I wish you hadn’t begun the conversation the way you did and that you hadn’t left the door open. Perhaps, on another day we wouldn’t have walked that path. But again this was a different day and a different you and me.

The glass was broken and strewn all across the floor. We had a choice not to walk on it. In the end, while you stayed by your corner and watched me cut my heels on it, I walked out of the door and stumbled on the stairs and died a little death by the threshold before picking myself up and being lost to the world.

What has been amazing about this whole episode is that not a single drop was shed, not a word uttered or a cry heard. A dignified, but painful silence enveloped everything as we forked our individual paths to nowhere. Perhaps in days ahead, you will realize that you were captive to your own thoughts and there never really was a tether holding you back in the first place.

When I think about it now, I feel that I am the stranger you always hoped to meet but never actually met. The listlessness that you craved for and the sweet tinge that you always associated with love was never felt. I guess all this while, I strove hard to cause you that heartache that you always thought would be your calling and kiss of true love on your soul. I guess it just had to be someone else, anyone else but me.

Alternate In a parallel life with an alternate ending, I would’ve held your arm and drawn you close and you would have fit into my being like you have always done. We might have wound up together, coiled into one big mess of sheets and dreamy eyes and loud music and coffee on the bed.  But, then it had to be the other life. The life without regrets, without the decisions that we made earlier and maybe scripted on a different paper with a different ink.

In this life, however, the bricks around us remind us of who we are against who and what we could have been. The chapped plaster and the falling paint mocks me for envisioning a life other than this. The mortar and cement that scorches a day and melts it into a woeful night brings me back to my desk, feeding another morsel to my chained soul.

The alternate ending gets trashed. I key in the final obituaries and draw the curtains cutting the light and air and hoping for the suffocation to douse the fire within.


3 comments :

The Cloudcutter said...

I love this line: "I strived hard to cause you that heartache that you always thought would be your calling..."

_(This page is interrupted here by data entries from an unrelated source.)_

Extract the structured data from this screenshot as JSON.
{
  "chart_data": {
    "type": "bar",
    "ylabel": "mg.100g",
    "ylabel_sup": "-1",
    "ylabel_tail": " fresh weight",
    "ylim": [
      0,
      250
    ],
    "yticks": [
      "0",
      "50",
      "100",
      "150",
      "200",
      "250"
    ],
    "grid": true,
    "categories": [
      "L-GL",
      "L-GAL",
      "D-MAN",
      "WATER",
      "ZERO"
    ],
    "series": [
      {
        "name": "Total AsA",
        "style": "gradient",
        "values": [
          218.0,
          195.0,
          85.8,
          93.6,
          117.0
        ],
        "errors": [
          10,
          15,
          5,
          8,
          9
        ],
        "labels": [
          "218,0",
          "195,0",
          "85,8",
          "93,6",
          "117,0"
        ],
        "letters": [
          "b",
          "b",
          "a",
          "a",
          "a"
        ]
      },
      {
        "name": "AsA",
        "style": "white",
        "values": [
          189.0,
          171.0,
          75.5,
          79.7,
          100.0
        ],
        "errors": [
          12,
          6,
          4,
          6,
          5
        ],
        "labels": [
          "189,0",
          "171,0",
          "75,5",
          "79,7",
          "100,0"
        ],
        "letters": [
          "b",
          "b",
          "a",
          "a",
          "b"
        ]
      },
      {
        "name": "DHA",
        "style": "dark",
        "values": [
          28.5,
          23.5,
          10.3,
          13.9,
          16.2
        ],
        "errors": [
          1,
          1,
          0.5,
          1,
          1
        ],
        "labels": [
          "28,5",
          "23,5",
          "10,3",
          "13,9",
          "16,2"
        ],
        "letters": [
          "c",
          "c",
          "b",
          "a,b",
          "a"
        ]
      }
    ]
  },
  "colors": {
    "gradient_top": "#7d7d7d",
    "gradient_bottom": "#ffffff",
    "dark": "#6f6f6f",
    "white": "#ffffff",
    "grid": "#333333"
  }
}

It's so true, much as we want to be the cause of someone's joy, there is also a twisted sense of delight in causing heartache... Just so we know we made a difference.

How do we know said...

Like you said, It didn't have to be this way. Our beginnings don't have to determine the conclusions of our stories. Not even if the earlier twists and turns have given the story a pattern.

Himanshu Tandon said...

@CC - I agree, but then the sadistic pleasure of causing a heartache would be a celebration only if you go back and make up for it.

@HDWK - How often does one get a chance to gather the courage and swim against the flow and reverse an otherwise inevitable ending? Most conclusions are a lost cause and in the end, they won't really matter. Will they?